Measures of cumulative caloric intake were obtained as discussed previously.4,28 Briefly animals were placed in individual metabolic cages and allowed to acclimatize to the enclosure prior to the collection of solid food and liquid intake data over a 2 to 3 day repeat 24-hour durations. Grams of food and fluid intake, corrected for spillage was recorded to the nearest gram and multiplied by the caloric density of the solid or liquid diet (Purina # 5012, stated as 3.4 kcals/14.2 joules/gram on the certificate of analysis). The nutritional composition of the Purina diet contained 55.6% CHO, 22.5% protein, 4.5% fats, 4.6% crude fiber, 6% ash and 1.2 % essential vitamins and minerals, and reported an energy density of 3.4 kcal/gram (14.2 joules/gram) based on the manufacturer’s certificate of analysis.4,7 The sucrose water was prepared daily with 16 grams of sucrose with added house water q.s to 100 ml volume of solution and a computed caloric density of 64 kcal/100 ml. for the sucrose solution and was corrected for excess drippage.

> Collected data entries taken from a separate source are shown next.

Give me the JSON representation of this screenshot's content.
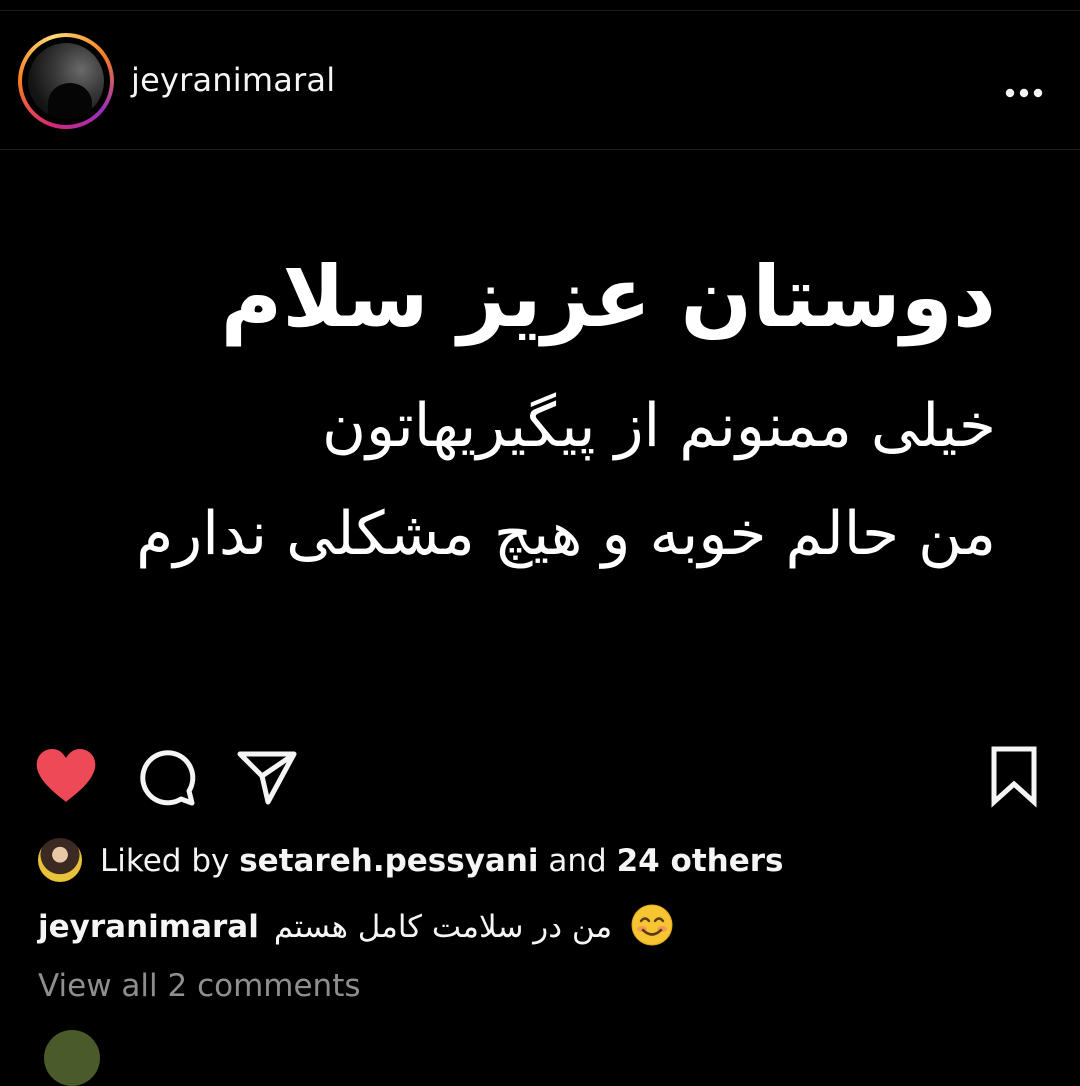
{
  "post": {
    "username": "jeyranimaral",
    "image_text": {
      "line1": "دوستان عزیز سلام",
      "line2": "خیلی ممنونم از پیگیریهاتون",
      "line3": "من حالم خوبه و هیچ مشکلی ندارم"
    }
  },
  "icons": {
    "more": "more-horizontal-icon",
    "like": "heart-icon",
    "comment": "comment-icon",
    "share": "send-icon",
    "save": "bookmark-icon"
  },
  "colors": {
    "background": "#000000",
    "text": "#f5f5f5",
    "muted": "#8e8e8e",
    "like_active": "#ed4956"
  },
  "likes": {
    "prefix": "Liked by",
    "user": "setareh.pessyani",
    "joiner": "and",
    "others": "24 others"
  },
  "caption": {
    "user": "jeyranimaral",
    "text": "من در سلامت کامل هستم"
  },
  "comments": {
    "view_all": "View all 2 comments"
  }
}
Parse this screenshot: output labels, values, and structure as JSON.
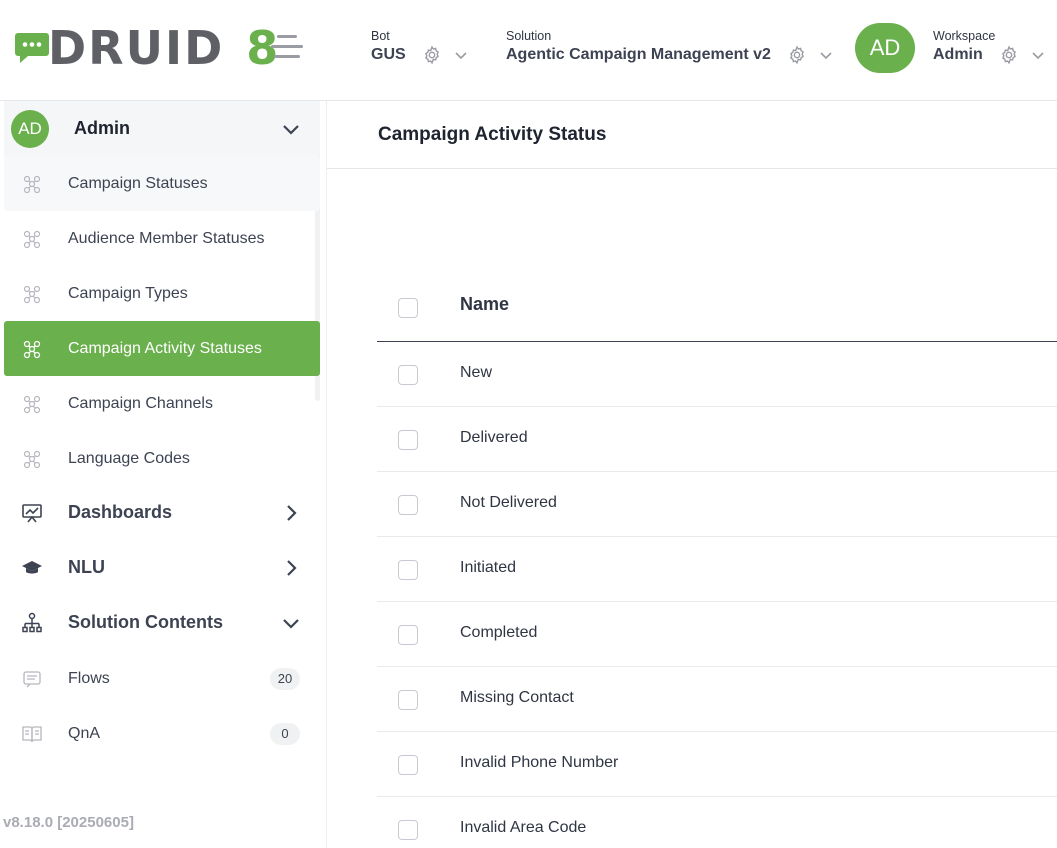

All measures of VO2 were taken during the light phase of the light-dark cycle after a brief (10 minute) period of equilibration in a Collins small animal respirometry apparatus as modified in our laboratory to accommodate a closed circuit system.7 Animals were deemed Specific Pathogen Free (SPF) by virtue of their isolated environment, personal protective equipment and attire (PPE) requirements for all attending staff and periodic necropsy analysis for evidence of confirmed negative status for infectious diseases common to rodents and other small animal species. Rats were fed a standard Purina stock diet # 5412 and house water ad libitum or the Purina diet regimen plus a 16% sucrose solution in place of their drinking water for 3 to 4 weeks prior to obtaining measures of respiration.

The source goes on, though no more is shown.